Yo, como los señores anteriores, opino diferente: que es el momento de retirarle el exceso de privilegios al estado. El exceso de poder normativo que le permite crear reglas a su medida para ocultar su fracaso recaudatorio y de prestaciones. Yo opino diferente porque defiendo que su misión es crear condiciones para la prosperidad apoyándose en la acción humana, en permitir la persecución del legítimo interés de cada individuo. Yo opino diferente al pensar que es hora de devolverle a la sociedad lo que puede decidir mejor que una capa de cargos electos buscando su propia supervivencia como políticos y que, curiosamente, suelen proceder de las oposiciones a funcionario del estado. Que la idea religiosa de provisión de medios y vida debe cambiar de aspiración para aprender a cómo poder asistir en la desgracia (al impedido, al caído, al desposeído) logrando reducir el número de afectados y el retorno a su vida normal: esa en la que toma sus propias decisiones eligiendo entre las opciones realmente disponibles, no las que otro decide en tu nombre.
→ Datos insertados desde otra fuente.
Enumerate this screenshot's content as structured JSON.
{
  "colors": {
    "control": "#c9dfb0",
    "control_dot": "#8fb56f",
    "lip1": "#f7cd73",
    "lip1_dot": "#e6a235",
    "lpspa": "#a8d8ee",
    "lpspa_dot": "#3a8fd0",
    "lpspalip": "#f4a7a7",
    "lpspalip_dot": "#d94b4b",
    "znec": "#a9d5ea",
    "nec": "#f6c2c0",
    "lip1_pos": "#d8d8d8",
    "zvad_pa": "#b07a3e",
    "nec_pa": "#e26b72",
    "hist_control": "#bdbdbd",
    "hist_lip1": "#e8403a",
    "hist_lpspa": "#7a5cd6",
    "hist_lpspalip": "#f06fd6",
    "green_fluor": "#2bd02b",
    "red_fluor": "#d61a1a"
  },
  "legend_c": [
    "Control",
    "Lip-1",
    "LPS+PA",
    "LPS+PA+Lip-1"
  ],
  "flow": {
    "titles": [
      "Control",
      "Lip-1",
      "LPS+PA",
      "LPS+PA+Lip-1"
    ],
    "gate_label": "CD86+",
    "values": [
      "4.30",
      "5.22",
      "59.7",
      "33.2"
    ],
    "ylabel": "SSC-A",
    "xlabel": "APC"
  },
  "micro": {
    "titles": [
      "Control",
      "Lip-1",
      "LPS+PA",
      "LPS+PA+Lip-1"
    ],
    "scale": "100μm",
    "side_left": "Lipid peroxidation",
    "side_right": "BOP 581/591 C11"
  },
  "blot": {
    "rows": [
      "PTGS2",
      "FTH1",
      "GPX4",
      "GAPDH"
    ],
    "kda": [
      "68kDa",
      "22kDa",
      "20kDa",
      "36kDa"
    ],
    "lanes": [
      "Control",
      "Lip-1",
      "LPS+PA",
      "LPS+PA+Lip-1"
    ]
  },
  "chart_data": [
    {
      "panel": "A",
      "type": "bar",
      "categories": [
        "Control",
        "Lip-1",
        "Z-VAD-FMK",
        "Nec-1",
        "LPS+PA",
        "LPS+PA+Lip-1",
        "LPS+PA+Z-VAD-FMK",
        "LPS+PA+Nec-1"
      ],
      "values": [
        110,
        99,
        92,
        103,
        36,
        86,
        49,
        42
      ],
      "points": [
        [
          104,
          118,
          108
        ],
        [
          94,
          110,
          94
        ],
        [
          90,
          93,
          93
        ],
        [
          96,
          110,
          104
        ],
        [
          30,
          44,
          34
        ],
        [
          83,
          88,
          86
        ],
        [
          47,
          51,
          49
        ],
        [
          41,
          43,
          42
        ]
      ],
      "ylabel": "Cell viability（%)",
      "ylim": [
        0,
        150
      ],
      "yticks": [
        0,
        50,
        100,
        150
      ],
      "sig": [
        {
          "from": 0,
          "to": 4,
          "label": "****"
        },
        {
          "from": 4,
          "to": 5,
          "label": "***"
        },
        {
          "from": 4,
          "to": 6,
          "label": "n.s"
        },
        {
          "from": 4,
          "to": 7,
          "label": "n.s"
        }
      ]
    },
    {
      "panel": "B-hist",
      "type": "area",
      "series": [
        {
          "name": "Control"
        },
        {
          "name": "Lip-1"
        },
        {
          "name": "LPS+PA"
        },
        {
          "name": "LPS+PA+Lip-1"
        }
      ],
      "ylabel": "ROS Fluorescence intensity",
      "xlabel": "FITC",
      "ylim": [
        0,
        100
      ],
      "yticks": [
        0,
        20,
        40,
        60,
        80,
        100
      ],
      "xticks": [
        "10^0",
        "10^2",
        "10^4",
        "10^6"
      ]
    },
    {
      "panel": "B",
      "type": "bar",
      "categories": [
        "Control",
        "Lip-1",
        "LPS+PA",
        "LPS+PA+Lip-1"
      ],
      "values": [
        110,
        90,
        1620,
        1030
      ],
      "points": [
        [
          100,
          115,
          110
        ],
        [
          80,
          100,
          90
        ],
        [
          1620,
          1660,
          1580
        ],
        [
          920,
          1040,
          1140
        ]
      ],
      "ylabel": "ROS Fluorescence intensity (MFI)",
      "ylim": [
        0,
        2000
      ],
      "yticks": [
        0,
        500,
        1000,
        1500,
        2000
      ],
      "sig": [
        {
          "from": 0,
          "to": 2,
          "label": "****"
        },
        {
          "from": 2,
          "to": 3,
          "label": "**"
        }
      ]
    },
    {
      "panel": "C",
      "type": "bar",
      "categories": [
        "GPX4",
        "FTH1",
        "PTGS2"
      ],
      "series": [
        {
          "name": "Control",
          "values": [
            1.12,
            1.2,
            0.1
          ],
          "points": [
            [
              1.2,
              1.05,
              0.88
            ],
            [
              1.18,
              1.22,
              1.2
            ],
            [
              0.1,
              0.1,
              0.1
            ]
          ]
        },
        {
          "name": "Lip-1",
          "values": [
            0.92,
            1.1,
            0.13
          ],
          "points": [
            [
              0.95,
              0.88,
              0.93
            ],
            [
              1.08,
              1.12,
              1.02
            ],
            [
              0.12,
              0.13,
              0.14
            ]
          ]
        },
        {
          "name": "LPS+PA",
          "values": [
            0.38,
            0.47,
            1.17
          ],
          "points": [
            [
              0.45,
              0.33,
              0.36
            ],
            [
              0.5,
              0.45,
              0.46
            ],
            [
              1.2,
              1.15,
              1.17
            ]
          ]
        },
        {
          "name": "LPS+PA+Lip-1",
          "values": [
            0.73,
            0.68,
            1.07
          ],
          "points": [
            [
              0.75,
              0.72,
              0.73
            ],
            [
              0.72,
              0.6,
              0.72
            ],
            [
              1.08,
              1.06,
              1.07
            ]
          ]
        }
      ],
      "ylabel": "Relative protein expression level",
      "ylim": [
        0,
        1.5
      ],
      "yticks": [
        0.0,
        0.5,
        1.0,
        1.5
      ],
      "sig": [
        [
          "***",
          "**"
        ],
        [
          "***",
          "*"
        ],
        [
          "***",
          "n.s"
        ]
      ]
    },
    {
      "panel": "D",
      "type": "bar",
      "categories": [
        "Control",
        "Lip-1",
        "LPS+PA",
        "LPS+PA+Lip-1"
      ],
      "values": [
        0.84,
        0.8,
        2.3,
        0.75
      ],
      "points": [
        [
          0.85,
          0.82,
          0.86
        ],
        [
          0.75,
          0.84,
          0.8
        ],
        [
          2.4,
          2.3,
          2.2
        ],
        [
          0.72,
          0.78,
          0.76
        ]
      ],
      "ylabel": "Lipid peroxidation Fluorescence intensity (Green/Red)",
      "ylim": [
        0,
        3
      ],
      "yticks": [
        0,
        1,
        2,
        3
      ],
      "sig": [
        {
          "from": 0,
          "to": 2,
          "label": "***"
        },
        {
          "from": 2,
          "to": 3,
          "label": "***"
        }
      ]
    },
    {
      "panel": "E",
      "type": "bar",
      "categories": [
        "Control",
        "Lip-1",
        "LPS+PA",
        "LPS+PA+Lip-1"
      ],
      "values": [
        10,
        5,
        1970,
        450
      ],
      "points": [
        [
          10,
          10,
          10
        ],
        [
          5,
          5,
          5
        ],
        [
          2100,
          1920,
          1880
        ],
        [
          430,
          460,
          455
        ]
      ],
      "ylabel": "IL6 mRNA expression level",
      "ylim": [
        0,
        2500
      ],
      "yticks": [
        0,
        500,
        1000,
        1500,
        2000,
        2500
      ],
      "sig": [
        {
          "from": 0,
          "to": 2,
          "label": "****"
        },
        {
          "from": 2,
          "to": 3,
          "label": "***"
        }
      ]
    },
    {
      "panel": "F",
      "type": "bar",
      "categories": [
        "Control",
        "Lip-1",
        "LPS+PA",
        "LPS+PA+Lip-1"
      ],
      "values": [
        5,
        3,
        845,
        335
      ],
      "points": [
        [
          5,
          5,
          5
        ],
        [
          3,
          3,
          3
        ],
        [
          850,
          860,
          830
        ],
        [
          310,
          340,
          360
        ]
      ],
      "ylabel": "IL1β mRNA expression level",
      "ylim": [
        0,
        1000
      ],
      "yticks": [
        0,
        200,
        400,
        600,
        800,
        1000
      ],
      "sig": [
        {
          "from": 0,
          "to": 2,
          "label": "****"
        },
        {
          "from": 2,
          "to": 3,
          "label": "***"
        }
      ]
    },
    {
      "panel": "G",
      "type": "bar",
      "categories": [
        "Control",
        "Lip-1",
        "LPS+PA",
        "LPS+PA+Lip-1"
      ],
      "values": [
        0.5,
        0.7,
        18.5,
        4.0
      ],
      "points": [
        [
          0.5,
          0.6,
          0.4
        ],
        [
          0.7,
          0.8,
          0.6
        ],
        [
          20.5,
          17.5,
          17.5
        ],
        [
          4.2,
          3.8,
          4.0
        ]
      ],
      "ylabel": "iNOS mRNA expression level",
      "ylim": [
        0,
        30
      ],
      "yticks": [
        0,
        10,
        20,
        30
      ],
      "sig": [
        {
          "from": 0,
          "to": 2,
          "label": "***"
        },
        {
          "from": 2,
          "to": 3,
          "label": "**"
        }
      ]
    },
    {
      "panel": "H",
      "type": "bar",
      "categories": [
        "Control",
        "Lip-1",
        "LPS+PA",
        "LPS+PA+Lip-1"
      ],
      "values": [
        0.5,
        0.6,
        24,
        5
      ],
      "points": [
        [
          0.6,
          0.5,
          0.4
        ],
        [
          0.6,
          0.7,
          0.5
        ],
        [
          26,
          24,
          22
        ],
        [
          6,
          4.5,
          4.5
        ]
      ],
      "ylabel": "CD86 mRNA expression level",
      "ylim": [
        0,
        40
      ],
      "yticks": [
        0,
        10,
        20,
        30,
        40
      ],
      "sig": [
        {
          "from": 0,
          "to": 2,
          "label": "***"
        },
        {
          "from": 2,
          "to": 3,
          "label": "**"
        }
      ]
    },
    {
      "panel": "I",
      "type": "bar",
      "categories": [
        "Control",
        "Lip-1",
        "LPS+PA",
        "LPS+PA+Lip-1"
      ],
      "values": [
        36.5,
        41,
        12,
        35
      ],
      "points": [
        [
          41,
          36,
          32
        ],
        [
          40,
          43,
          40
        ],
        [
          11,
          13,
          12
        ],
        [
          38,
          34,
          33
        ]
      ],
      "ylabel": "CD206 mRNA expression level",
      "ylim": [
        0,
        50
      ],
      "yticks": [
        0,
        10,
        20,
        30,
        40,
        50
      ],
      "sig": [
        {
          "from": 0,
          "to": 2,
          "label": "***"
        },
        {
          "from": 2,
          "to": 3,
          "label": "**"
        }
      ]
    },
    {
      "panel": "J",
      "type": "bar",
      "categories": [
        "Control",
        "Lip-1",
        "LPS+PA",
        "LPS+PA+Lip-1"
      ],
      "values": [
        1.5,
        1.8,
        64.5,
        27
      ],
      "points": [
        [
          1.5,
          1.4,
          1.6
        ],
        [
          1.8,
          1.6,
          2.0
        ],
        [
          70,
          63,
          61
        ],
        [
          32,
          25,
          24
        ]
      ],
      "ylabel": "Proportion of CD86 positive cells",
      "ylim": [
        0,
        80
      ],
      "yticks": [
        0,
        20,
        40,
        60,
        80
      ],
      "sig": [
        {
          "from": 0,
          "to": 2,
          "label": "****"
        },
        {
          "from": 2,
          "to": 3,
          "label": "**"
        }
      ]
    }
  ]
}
La mitología política creó un triunvirato aspiracional que pervive fácilmente en los corazones de los hombres de bien: libertad, igualdad, fraternidad. Isaiah Berlin nos proponía que advirtiésemos la incompatibilidad de realización plena de esos fines entre sí. Es decir: la igualdad total acabaría, por ejemplo, con la libertad. O por ser todos iguales, no seríamos tan fraternos si alguien necesitara más que otro. En otras palabras, hay que elegir un subóptimo de los tres. Yo opino diferente: elijo que debe primar la libertad sobre la igualdad y la fraternidad, porque generará el menos malo de los subóptimos. Siempre es más fácil predicar que dar trigo: también es más fácil elegir subóptimo que optimizarlo.